Audio · MiniMax

Text-to-Speech

Convert text to natural-sounding speech using MiniMax speech-02-hd with voice cloning, voice design, and streaming support.

POST/v1/audio/speech

Supported Models

ModelProvider
speech-02-hdMiniMax

Request

Body Parameters

modelstringrequired

Use "speech-02-hd"

textstringrequired

Text to convert to speech

voice_settingobjectrequired

Voice configuration — voice_id, speed, vol, pitch

audio_settingobject

Output audio config — sample_rate, bitrate, format, channel

Use a built-in voice ID like male-qn-qingse, or a custom voice created via Voice Cloning or Voice Design.

voice_setting Fields

voice_idstringrequired

Built-in or cloned voice identifier

speednumber

Speech speed multiplier

Default: 1.0

volnumber

Volume level

Default: 1.0

pitchnumber

Pitch adjustment

Default: 0

audio_setting Fields

sample_rateinteger

Sample rate in Hz

Default: 32000

bitrateinteger

Bitrate in bps

Default: 128000

formatstring

Audio format

Default: mp3

Options: mp3, wav, pcm, flac

channelinteger

Number of audio channels

Default: 1

cURL
curl https://api.metriqual.com/v1/audio/speech \
  -H "Authorization: Bearer mql_your_key" \
  -H "Content-Type: application/json" \
  -d '{
    "model": "speech-02-hd",
    "text": "Hello, welcome to Metriqual!",
    "voice_setting": {
      "voice_id": "male-qn-qingse",
      "speed": 1.0,
      "vol": 1.0,
      "pitch": 0
    },
    "audio_setting": {
      "sample_rate": 32000,
      "bitrate": 128000,
      "format": "mp3"
    }
  }' --output speech.mp3
TypeScript SDK
const audio = await mql.audio.speech({
  model: 'speech-02-hd',
  text: 'Hello, welcome to Metriqual!',
  voice_setting: {
    voice_id: 'male-qn-qingse',
    speed: 1.0,
    vol: 1.0,
    pitch: 0
  },
  audio_setting: {
    sample_rate: 32000,
    bitrate: 128000,
    format: 'mp3'
  }
});
Python SDK
audio = mql.audio.speech(
    model="speech-02-hd",
    text="Hello, welcome to Metriqual!",
    voice_setting={
        "voice_id": "male-qn-qingse",
        "speed": 1.0,
        "vol": 1.0,
        "pitch": 0,
    },
    audio_setting={
        "sample_rate": 32000,
        "bitrate": 128000,
        "format": "mp3",
    },
)

Async Speech (Long-form)

POST/v1/audio/speech/async

For long text, use async speech generation.
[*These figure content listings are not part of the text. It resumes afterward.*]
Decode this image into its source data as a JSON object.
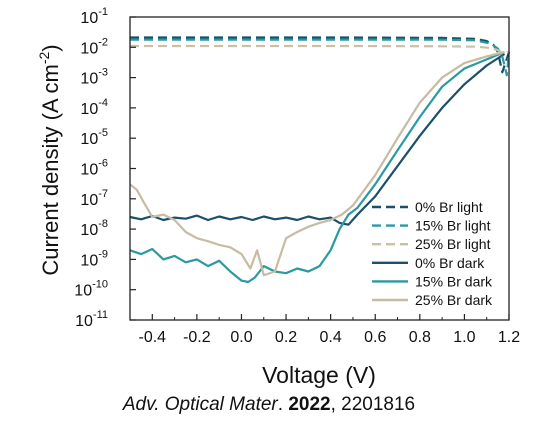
{
  "chart_data": {
    "type": "line",
    "xlabel": "Voltage (V)",
    "ylabel_main": "Current density (A cm",
    "ylabel_sup": "-2",
    "ylabel_close": ")",
    "y_scale": "log",
    "xlim": [
      -0.5,
      1.2
    ],
    "ylim": [
      1e-11,
      0.1
    ],
    "x_ticks": [
      -0.4,
      -0.2,
      0.0,
      0.2,
      0.4,
      0.6,
      0.8,
      1.0,
      1.2
    ],
    "x_tick_labels": [
      "-0.4",
      "-0.2",
      "0.0",
      "0.2",
      "0.4",
      "0.6",
      "0.8",
      "1.0",
      "1.2"
    ],
    "y_ticks": [
      {
        "base": "10",
        "exp": "-1"
      },
      {
        "base": "10",
        "exp": "-2"
      },
      {
        "base": "10",
        "exp": "-3"
      },
      {
        "base": "10",
        "exp": "-4"
      },
      {
        "base": "10",
        "exp": "-5"
      },
      {
        "base": "10",
        "exp": "-6"
      },
      {
        "base": "10",
        "exp": "-7"
      },
      {
        "base": "10",
        "exp": "-8"
      },
      {
        "base": "10",
        "exp": "-9"
      },
      {
        "base": "10",
        "exp": "-10"
      },
      {
        "base": "10",
        "exp": "-11"
      }
    ],
    "grid": false,
    "legend_position": "bottom-right",
    "series": [
      {
        "name": "0% Br light",
        "color": "#1b4f6b",
        "dashed": true,
        "x": [
          -0.5,
          0.0,
          0.5,
          0.9,
          1.05,
          1.1,
          1.13,
          1.15,
          1.17,
          1.2
        ],
        "y": [
          0.021,
          0.021,
          0.021,
          0.0205,
          0.019,
          0.016,
          0.012,
          0.007,
          0.0015,
          0.007
        ]
      },
      {
        "name": "15% Br light",
        "color": "#2a9aa0",
        "dashed": true,
        "x": [
          -0.5,
          0.0,
          0.5,
          0.9,
          1.05,
          1.12,
          1.15,
          1.17,
          1.19,
          1.2
        ],
        "y": [
          0.018,
          0.018,
          0.018,
          0.0178,
          0.017,
          0.013,
          0.009,
          0.005,
          0.0012,
          0.007
        ]
      },
      {
        "name": "25% Br light",
        "color": "#cbbfa8",
        "dashed": true,
        "x": [
          -0.5,
          0.0,
          0.5,
          0.9,
          1.05,
          1.12,
          1.15,
          1.17,
          1.2
        ],
        "y": [
          0.011,
          0.011,
          0.011,
          0.0108,
          0.0105,
          0.0095,
          0.008,
          0.0065,
          0.007
        ]
      },
      {
        "name": "0% Br dark",
        "color": "#1b4f6b",
        "dashed": false,
        "x": [
          -0.5,
          -0.45,
          -0.4,
          -0.35,
          -0.3,
          -0.25,
          -0.2,
          -0.15,
          -0.1,
          -0.05,
          0.0,
          0.05,
          0.1,
          0.15,
          0.2,
          0.25,
          0.3,
          0.35,
          0.4,
          0.44,
          0.48,
          0.52,
          0.6,
          0.7,
          0.8,
          0.9,
          1.0,
          1.1,
          1.18
        ],
        "y": [
          2.5e-08,
          2.1e-08,
          2.7e-08,
          2e-08,
          2.4e-08,
          2.2e-08,
          2.8e-08,
          2e-08,
          2.6e-08,
          2.1e-08,
          2.5e-08,
          2e-08,
          2.6e-08,
          2.1e-08,
          2.4e-08,
          2e-08,
          2.6e-08,
          2.1e-08,
          2.4e-08,
          1.6e-08,
          1.4e-08,
          3e-08,
          1.2e-07,
          1.2e-06,
          1.2e-05,
          0.0001,
          0.0006,
          0.0025,
          0.006
        ]
      },
      {
        "name": "15% Br dark",
        "color": "#2a9aa0",
        "dashed": false,
        "x": [
          -0.5,
          -0.45,
          -0.4,
          -0.35,
          -0.3,
          -0.25,
          -0.2,
          -0.15,
          -0.1,
          -0.05,
          0.0,
          0.03,
          0.06,
          0.1,
          0.15,
          0.2,
          0.25,
          0.3,
          0.35,
          0.4,
          0.44,
          0.48,
          0.52,
          0.6,
          0.7,
          0.8,
          0.9,
          1.0,
          1.1,
          1.18
        ],
        "y": [
          2e-09,
          1.5e-09,
          2.2e-09,
          1e-09,
          1.3e-09,
          8e-10,
          1e-09,
          6e-10,
          9e-10,
          4e-10,
          2e-10,
          1.8e-10,
          2.5e-10,
          6e-10,
          4e-10,
          3.5e-10,
          5e-10,
          4e-10,
          6e-10,
          2e-09,
          1e-08,
          3e-08,
          5e-08,
          3e-07,
          4e-06,
          5e-05,
          0.0005,
          0.002,
          0.004,
          0.007
        ]
      },
      {
        "name": "25% Br dark",
        "color": "#c8bba4",
        "dashed": false,
        "x": [
          -0.5,
          -0.47,
          -0.44,
          -0.4,
          -0.35,
          -0.3,
          -0.25,
          -0.2,
          -0.15,
          -0.1,
          -0.05,
          0.0,
          0.04,
          0.07,
          0.1,
          0.15,
          0.2,
          0.25,
          0.3,
          0.35,
          0.4,
          0.45,
          0.5,
          0.6,
          0.7,
          0.8,
          0.9,
          1.0,
          1.1,
          1.18
        ],
        "y": [
          3e-07,
          2e-07,
          8e-08,
          2.5e-08,
          3e-08,
          2e-08,
          8e-09,
          5e-09,
          4e-09,
          3e-09,
          2.5e-09,
          1.5e-09,
          5e-10,
          2e-09,
          3e-10,
          4e-10,
          5e-09,
          8e-09,
          1.2e-08,
          1.6e-08,
          2e-08,
          3e-08,
          6e-08,
          6e-07,
          1e-05,
          0.00015,
          0.001,
          0.003,
          0.005,
          0.007
        ]
      }
    ]
  },
  "citation": {
    "journal": "Adv. Optical Mater",
    "dot": ". ",
    "year": "2022",
    "sep": ", ",
    "article": "2201816"
  }
}
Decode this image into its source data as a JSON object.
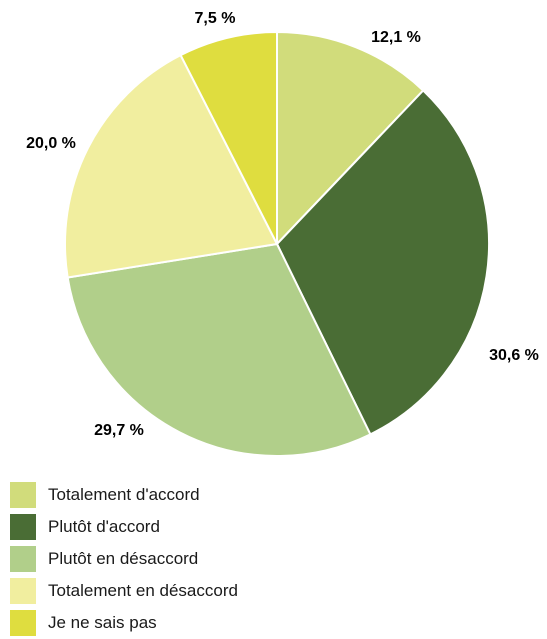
{
  "chart_data": {
    "type": "pie",
    "title": "",
    "start_angle": "top",
    "direction": "clockwise",
    "slices": [
      {
        "label": "Totalement d'accord",
        "value": 12.1,
        "value_label": "12,1 %",
        "color": "#d1dc7b"
      },
      {
        "label": "Plutôt d'accord",
        "value": 30.6,
        "value_label": "30,6 %",
        "color": "#4a6d35"
      },
      {
        "label": "Plutôt en désaccord",
        "value": 29.7,
        "value_label": "29,7 %",
        "color": "#b1cf8a"
      },
      {
        "label": "Totalement en désaccord",
        "value": 20.0,
        "value_label": "20,0 %",
        "color": "#f1ee9f"
      },
      {
        "label": "Je ne sais pas",
        "value": 7.5,
        "value_label": "7,5 %",
        "color": "#dfdd3f"
      }
    ],
    "legend": {
      "placement": "bottom-left"
    }
  }
}
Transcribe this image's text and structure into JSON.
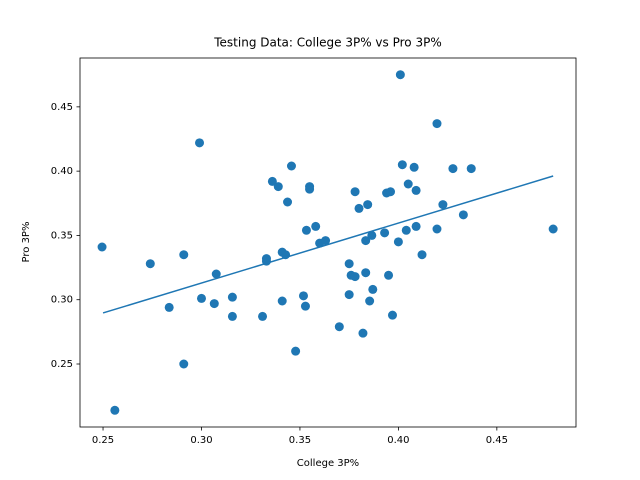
{
  "chart_data": {
    "type": "scatter",
    "title": "Testing Data: College 3P% vs Pro 3P%",
    "x_label": "College 3P%",
    "y_label": "Pro 3P%",
    "xlim": [
      0.2383,
      0.4902
    ],
    "ylim": [
      0.201,
      0.488
    ],
    "xticks": [
      0.25,
      {
        "value": 0.3,
        "label": "0.30"
      },
      0.35,
      {
        "value": 0.4,
        "label": "0.40"
      },
      0.45
    ],
    "yticks": [
      0.25,
      {
        "value": 0.3,
        "label": "0.30"
      },
      0.35,
      {
        "value": 0.4,
        "label": "0.40"
      },
      0.45
    ],
    "series": [
      {
        "color": "#1f77b4",
        "x": [
          0.2495,
          0.256,
          0.274,
          0.2836,
          0.291,
          0.291,
          0.299,
          0.3,
          0.3065,
          0.3075,
          0.3157,
          0.3157,
          0.331,
          0.333,
          0.333,
          0.336,
          0.339,
          0.341,
          0.341,
          0.3427,
          0.3437,
          0.3457,
          0.3478,
          0.3518,
          0.3528,
          0.3533,
          0.3549,
          0.3549,
          0.358,
          0.36,
          0.363,
          0.37,
          0.375,
          0.375,
          0.376,
          0.378,
          0.378,
          0.38,
          0.382,
          0.3834,
          0.3834,
          0.3844,
          0.3854,
          0.3865,
          0.387,
          0.393,
          0.394,
          0.396,
          0.395,
          0.397,
          0.4,
          0.401,
          0.402,
          0.404,
          0.405,
          0.408,
          0.409,
          0.409,
          0.412,
          0.4196,
          0.4196,
          0.4226,
          0.4277,
          0.433,
          0.437,
          0.4786
        ],
        "values": [
          0.341,
          0.214,
          0.328,
          0.294,
          0.335,
          0.25,
          0.422,
          0.301,
          0.297,
          0.32,
          0.302,
          0.287,
          0.287,
          0.332,
          0.33,
          0.392,
          0.388,
          0.337,
          0.299,
          0.335,
          0.376,
          0.404,
          0.26,
          0.303,
          0.295,
          0.354,
          0.388,
          0.386,
          0.357,
          0.344,
          0.346,
          0.279,
          0.328,
          0.304,
          0.319,
          0.318,
          0.384,
          0.371,
          0.274,
          0.346,
          0.321,
          0.374,
          0.299,
          0.35,
          0.308,
          0.352,
          0.383,
          0.384,
          0.319,
          0.288,
          0.345,
          0.475,
          0.405,
          0.354,
          0.39,
          0.403,
          0.385,
          0.357,
          0.335,
          0.437,
          0.355,
          0.374,
          0.402,
          0.366,
          0.402,
          0.355
        ]
      }
    ],
    "trend_line": {
      "color": "#1f77b4",
      "x": [
        0.25,
        0.4786
      ],
      "values": [
        0.2897,
        0.3962
      ]
    }
  }
}
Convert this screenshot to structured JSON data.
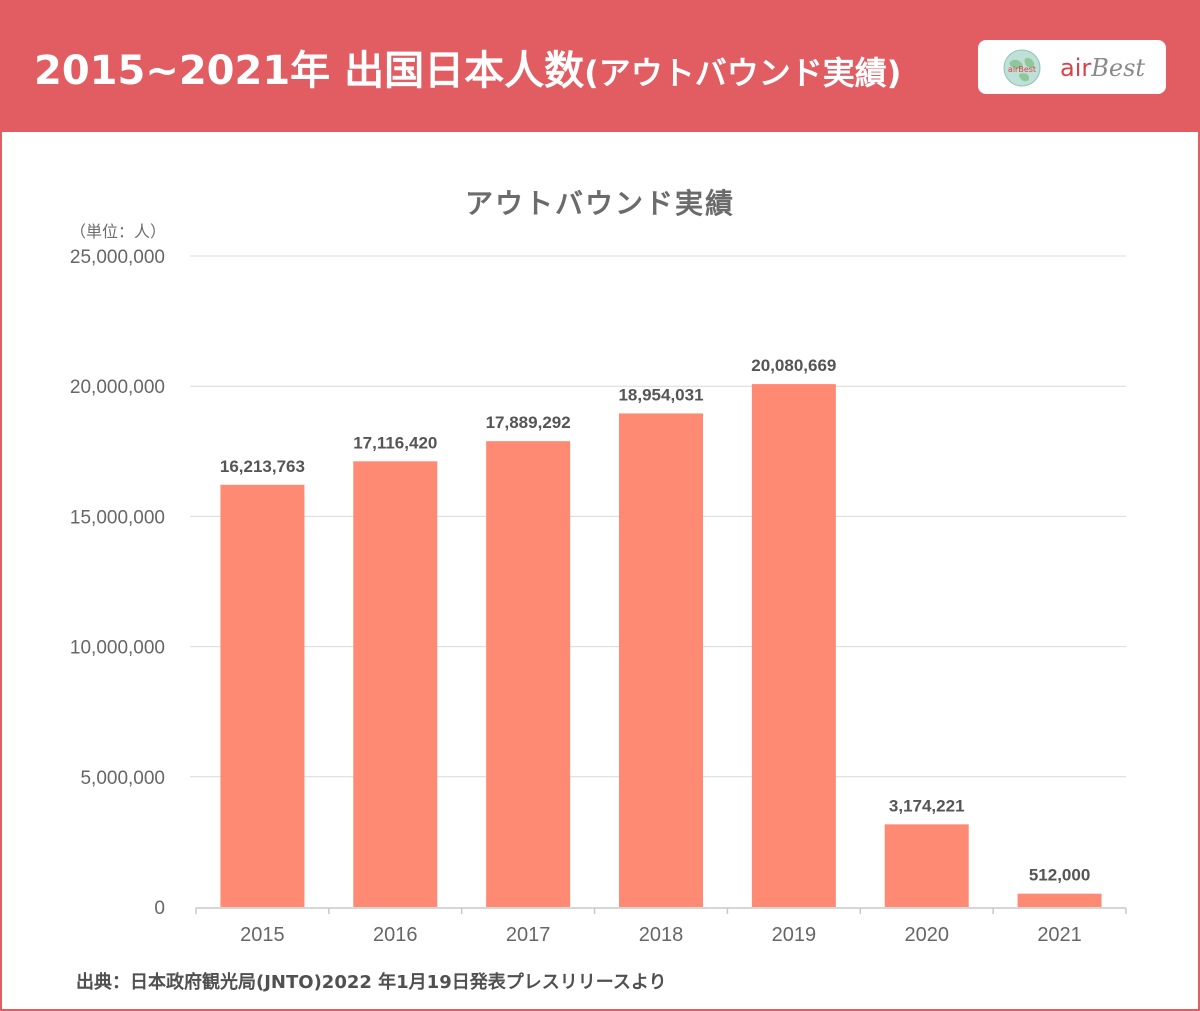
{
  "header": {
    "title": "2015~2021年 出国日本人数",
    "title_suffix": "(アウトバウンド実績)",
    "logo_air": "air",
    "logo_best": "Best",
    "logo_globe_text": "airBest"
  },
  "colors": {
    "header_bg": "#e15d62",
    "bar": "#ff8a73",
    "grid": "#d9d9d9",
    "axis_text": "#666666"
  },
  "chart_data": {
    "type": "bar",
    "title": "アウトバウンド実績",
    "unit_label": "（単位：人）",
    "categories": [
      "2015",
      "2016",
      "2017",
      "2018",
      "2019",
      "2020",
      "2021"
    ],
    "values": [
      16213763,
      17116420,
      17889292,
      18954031,
      20080669,
      3174221,
      512000
    ],
    "value_labels": [
      "16,213,763",
      "17,116,420",
      "17,889,292",
      "18,954,031",
      "20,080,669",
      "3,174,221",
      "512,000"
    ],
    "y_ticks": [
      0,
      5000000,
      10000000,
      15000000,
      20000000,
      25000000
    ],
    "y_tick_labels": [
      "0",
      "5,000,000",
      "10,000,000",
      "15,000,000",
      "20,000,000",
      "25,000,000"
    ],
    "ylim": [
      0,
      25000000
    ],
    "grid": true,
    "xlabel": "",
    "ylabel": ""
  },
  "footer": {
    "source": "出典：日本政府観光局(JNTO)2022 年1月19日発表プレスリリースより"
  }
}
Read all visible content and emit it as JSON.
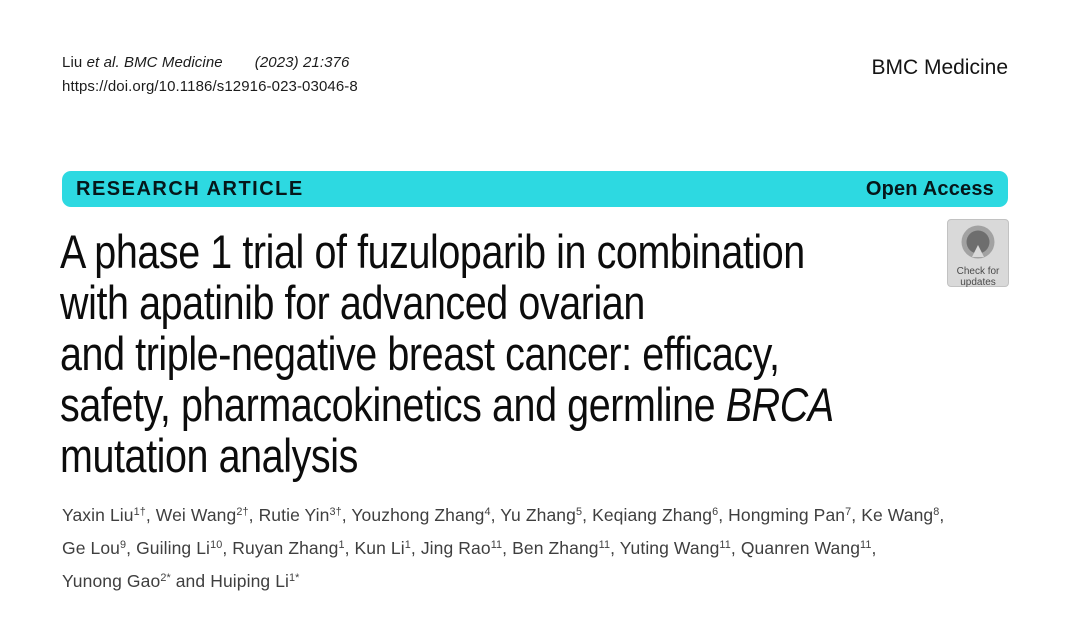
{
  "colors": {
    "banner": "#2dd9e1",
    "badge_bg": "#d9d9d9"
  },
  "header": {
    "citation": [
      {
        "t": "Liu "
      },
      {
        "t": "et al. BMC Medicine",
        "i": true
      },
      {
        "t": "(2023) 21:376",
        "i": true,
        "gap": true
      }
    ],
    "doi": "https://doi.org/10.1186/s12916-023-03046-8",
    "journal": "BMC Medicine"
  },
  "banner": {
    "label": "RESEARCH ARTICLE",
    "badge": "Open Access"
  },
  "title": {
    "lines": [
      [
        {
          "t": "A phase 1 trial of fuzuloparib in combination"
        }
      ],
      [
        {
          "t": "with apatinib for advanced ovarian"
        }
      ],
      [
        {
          "t": "and triple-negative breast cancer: efficacy,"
        }
      ],
      [
        {
          "t": "safety, pharmacokinetics and germline "
        },
        {
          "t": "BRCA",
          "i": true
        }
      ],
      [
        {
          "t": "mutation analysis"
        }
      ]
    ]
  },
  "check_badge": {
    "line1": "Check for",
    "line2": "updates"
  },
  "authors": [
    {
      "name": "Yaxin Liu",
      "sup": "1†",
      "after": ", "
    },
    {
      "name": "Wei Wang",
      "sup": "2†",
      "after": ", "
    },
    {
      "name": "Rutie Yin",
      "sup": "3†",
      "after": ", "
    },
    {
      "name": "Youzhong Zhang",
      "sup": "4",
      "after": ", "
    },
    {
      "name": "Yu Zhang",
      "sup": "5",
      "after": ", "
    },
    {
      "name": "Keqiang Zhang",
      "sup": "6",
      "after": ", "
    },
    {
      "name": "Hongming Pan",
      "sup": "7",
      "after": ", "
    },
    {
      "name": "Ke Wang",
      "sup": "8",
      "after": ",",
      "br": true
    },
    {
      "name": "Ge Lou",
      "sup": "9",
      "after": ", "
    },
    {
      "name": "Guiling Li",
      "sup": "10",
      "after": ", "
    },
    {
      "name": "Ruyan Zhang",
      "sup": "1",
      "after": ", "
    },
    {
      "name": "Kun Li",
      "sup": "1",
      "after": ", "
    },
    {
      "name": "Jing Rao",
      "sup": "11",
      "after": ", "
    },
    {
      "name": "Ben Zhang",
      "sup": "11",
      "after": ", "
    },
    {
      "name": "Yuting Wang",
      "sup": "11",
      "after": ", "
    },
    {
      "name": "Quanren Wang",
      "sup": "11",
      "after": ",",
      "br": true
    },
    {
      "name": "Yunong Gao",
      "sup": "2*",
      "after": " and "
    },
    {
      "name": "Huiping Li",
      "sup": "1*",
      "after": ""
    }
  ]
}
Submit the request, then poll for status and download when complete.

Related Endpoints

GET /v1/audio/speech/async/:task_idendpoint

Check async task status

GET /v1/audio/speech/async/:task_id/downloadendpoint

Download completed audio

cURL
# Start async generation
curl -X POST https://api.metriqual.com/v1/audio/speech/async \
  -H "Authorization: Bearer mql_your_key" \
  -H "Content-Type: application/json" \
  -d '{
    "model": "speech-02-hd",
    "text": "Very long text content goes here..."
  }'

# Check status
curl https://api.metriqual.com/v1/audio/speech/async/TASK_ID \
  -H "Authorization: Bearer mql_your_key"

# Download when ready
curl https://api.metriqual.com/v1/audio/speech/async/TASK_ID/download \
  -H "Authorization: Bearer mql_your_key" --output output.mp3
Python SDK
# Start async generation
task = mql.audio.speech_async(
    model="speech-02-hd",
    text="Very long text content goes here...",
    voice_setting={"voice_id": "male-qn-qingse"},
)

# Or submit and wait for completion in one call
audio = mql.audio.speech_async_and_wait(
    model="speech-02-hd",
    text="Very long text content goes here...",
    voice_setting={"voice_id": "male-qn-qingse"},
)

WebSocket Streaming

WS/v1/audio/speech/stream

Real-time TTS streaming over WebSocket. Connect, send text chunks, and receive audio in real-time. Ideal for interactive voice applications.